About two months before the homicide trial of Fire Station suspect Myron DeShun Grant is expected to start, Mr. Grant restated his not-guilty plea to the charge of murder with special circumstances, and his attorney said firmly after this morning’s hearing the only known eyewitness was dead wrong about pegging his client because his height estimate was wildly off.
Said public defender Robert Conley, whose client is accused of killing City Hall consultant Paul Bilodeau 2½ years ago :
At last month’s hearing, “Andre Williams (the eyewitness who worked in the next-door office building) was of the opinion that the person (he saw) running from the scene to the vehicle (in the next-door parking lot) was the culprit.
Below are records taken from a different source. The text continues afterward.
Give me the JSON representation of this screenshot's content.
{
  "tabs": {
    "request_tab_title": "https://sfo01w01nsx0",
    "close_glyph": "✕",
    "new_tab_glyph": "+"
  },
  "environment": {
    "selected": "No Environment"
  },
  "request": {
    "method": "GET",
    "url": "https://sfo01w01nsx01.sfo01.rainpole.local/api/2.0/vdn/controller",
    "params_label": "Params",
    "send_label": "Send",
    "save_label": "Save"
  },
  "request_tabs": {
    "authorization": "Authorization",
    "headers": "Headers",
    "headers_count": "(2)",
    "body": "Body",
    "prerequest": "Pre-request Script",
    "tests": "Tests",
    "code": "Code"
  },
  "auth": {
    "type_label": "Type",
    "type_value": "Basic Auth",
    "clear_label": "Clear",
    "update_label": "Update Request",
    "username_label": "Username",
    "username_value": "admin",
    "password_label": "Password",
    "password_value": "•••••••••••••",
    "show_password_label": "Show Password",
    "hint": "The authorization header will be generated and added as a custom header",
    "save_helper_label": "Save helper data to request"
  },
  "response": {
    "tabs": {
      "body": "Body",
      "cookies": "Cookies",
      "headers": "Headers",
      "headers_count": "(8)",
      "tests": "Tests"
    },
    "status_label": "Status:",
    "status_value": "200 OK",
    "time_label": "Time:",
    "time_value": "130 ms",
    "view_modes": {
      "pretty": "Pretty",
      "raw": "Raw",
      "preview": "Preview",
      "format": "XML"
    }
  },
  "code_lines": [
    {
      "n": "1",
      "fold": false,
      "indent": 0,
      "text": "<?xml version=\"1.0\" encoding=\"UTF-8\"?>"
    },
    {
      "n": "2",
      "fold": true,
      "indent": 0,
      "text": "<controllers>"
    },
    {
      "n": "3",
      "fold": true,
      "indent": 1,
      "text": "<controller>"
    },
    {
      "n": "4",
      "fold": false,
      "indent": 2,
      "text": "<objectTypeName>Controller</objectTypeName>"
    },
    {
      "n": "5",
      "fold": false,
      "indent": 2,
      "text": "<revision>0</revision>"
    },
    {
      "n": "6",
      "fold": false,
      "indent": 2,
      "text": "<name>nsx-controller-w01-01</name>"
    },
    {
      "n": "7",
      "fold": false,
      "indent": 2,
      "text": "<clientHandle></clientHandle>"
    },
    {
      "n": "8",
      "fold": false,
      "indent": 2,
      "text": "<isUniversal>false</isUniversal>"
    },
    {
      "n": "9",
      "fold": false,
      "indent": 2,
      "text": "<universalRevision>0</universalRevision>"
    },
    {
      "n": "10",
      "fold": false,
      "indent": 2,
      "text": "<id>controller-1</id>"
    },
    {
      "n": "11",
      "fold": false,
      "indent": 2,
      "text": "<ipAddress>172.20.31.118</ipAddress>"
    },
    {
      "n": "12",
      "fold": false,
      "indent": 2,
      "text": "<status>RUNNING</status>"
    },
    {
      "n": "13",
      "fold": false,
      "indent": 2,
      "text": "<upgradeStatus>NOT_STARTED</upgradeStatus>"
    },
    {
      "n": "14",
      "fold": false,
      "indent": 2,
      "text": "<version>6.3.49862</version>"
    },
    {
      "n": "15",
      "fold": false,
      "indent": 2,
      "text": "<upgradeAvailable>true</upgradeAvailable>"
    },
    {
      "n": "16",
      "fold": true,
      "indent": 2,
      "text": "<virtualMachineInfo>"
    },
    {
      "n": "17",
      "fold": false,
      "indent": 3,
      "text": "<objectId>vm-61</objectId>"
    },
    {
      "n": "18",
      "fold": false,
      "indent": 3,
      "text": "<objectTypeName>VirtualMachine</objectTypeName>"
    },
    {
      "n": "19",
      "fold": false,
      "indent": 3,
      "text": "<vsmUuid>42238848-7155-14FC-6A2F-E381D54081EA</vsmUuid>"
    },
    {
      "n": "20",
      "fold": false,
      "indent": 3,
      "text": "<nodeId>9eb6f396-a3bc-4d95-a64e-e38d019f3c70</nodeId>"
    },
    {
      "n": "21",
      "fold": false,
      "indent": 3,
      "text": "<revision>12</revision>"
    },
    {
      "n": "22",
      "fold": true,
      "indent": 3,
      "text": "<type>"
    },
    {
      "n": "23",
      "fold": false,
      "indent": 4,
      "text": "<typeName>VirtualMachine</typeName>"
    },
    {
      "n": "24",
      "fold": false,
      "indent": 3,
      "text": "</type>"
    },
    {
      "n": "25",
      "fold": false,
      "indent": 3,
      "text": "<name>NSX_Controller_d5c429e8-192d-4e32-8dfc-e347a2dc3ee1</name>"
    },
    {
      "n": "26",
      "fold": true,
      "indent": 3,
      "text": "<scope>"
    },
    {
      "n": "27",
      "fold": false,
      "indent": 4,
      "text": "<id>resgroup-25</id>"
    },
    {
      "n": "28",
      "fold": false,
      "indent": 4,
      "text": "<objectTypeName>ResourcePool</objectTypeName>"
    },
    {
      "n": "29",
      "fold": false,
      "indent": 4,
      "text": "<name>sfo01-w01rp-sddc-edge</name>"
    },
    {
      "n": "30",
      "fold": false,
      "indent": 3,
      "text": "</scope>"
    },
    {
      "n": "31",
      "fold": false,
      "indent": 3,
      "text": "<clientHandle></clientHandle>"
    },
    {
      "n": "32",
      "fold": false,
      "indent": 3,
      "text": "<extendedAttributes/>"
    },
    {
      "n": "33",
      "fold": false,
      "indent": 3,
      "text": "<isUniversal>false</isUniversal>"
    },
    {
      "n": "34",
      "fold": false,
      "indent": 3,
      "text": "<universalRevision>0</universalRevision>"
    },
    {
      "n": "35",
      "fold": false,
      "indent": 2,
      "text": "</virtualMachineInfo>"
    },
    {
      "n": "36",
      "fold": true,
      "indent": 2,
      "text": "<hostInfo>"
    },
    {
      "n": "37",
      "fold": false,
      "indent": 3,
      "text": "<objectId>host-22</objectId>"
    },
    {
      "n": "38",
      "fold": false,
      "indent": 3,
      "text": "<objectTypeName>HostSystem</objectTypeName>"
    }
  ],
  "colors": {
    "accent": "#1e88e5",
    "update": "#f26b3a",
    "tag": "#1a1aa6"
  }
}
Now if there was a discrepancy of a couple of inches, witnesses get those things wrong all of the time.
“But the discrepancy he was describing was 5 to 8 inches. He said the man he saw was between 5-foot-7 and 5-foot-10.”
Mr. Grant, increasingly resembling a stringbean in each courtroom appearance, is 6-foot-3, and he looked skinnier than usual when he faced Judge H. Chester Horn Jr. this morning.
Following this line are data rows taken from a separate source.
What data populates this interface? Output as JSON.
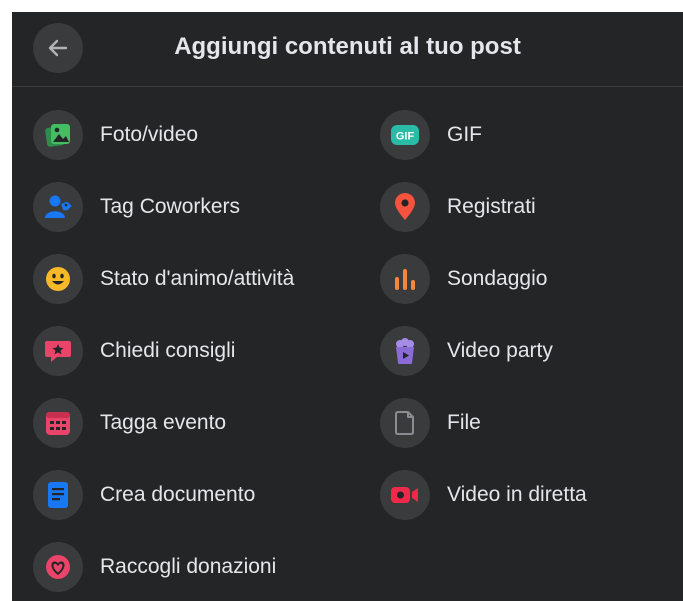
{
  "header": {
    "title": "Aggiungi contenuti al tuo post",
    "back_icon": "arrow-left-icon"
  },
  "colors": {
    "panel_bg": "#242526",
    "icon_bg": "#3a3b3c",
    "text": "#e4e6eb",
    "green": "#45bd62",
    "blue": "#1877f2",
    "yellow": "#f7b928",
    "pink": "#e9446a",
    "red": "#f5533d",
    "orange": "#f5873d",
    "purple": "#8b6bd7",
    "teal": "#2abba7"
  },
  "options": {
    "left": [
      {
        "label": "Foto/video",
        "icon": "photo-video-icon"
      },
      {
        "label": "Tag Coworkers",
        "icon": "tag-people-icon"
      },
      {
        "label": "Stato d'animo/attività",
        "icon": "smiley-icon"
      },
      {
        "label": "Chiedi consigli",
        "icon": "speech-bubble-star-icon"
      },
      {
        "label": "Tagga evento",
        "icon": "calendar-icon"
      },
      {
        "label": "Crea documento",
        "icon": "document-icon"
      },
      {
        "label": "Raccogli donazioni",
        "icon": "heart-donation-icon"
      }
    ],
    "right": [
      {
        "label": "GIF",
        "icon": "gif-icon",
        "icon_text": "GIF"
      },
      {
        "label": "Registrati",
        "icon": "location-pin-icon"
      },
      {
        "label": "Sondaggio",
        "icon": "poll-icon"
      },
      {
        "label": "Video party",
        "icon": "popcorn-icon"
      },
      {
        "label": "File",
        "icon": "file-icon"
      },
      {
        "label": "Video in diretta",
        "icon": "live-video-icon"
      }
    ]
  }
}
The day Mr. Williams testified last month, Mr. Conley recalled, “he said ‘shorter than 6 feet.’ Evidently, he had spoken to the prosecutors. But when he had gone on tape before every time, he always said ‘5-foot-10 or smaller’ or 5-foot-7 to 5-foot-10.’ That is a qualitative difference, not just a matter of an inch or two. It’s a head, almost.
“Someone who is 5-foot-10 himself, turns and sees someone running, can see the other person eye-to-eye. He can make a pretty good judgment that the person is his height or shorter. If the person was his height or shorter, it certainly wasn’t Myron.
“The state’s case is circumstantial only,” Mr. Conley said.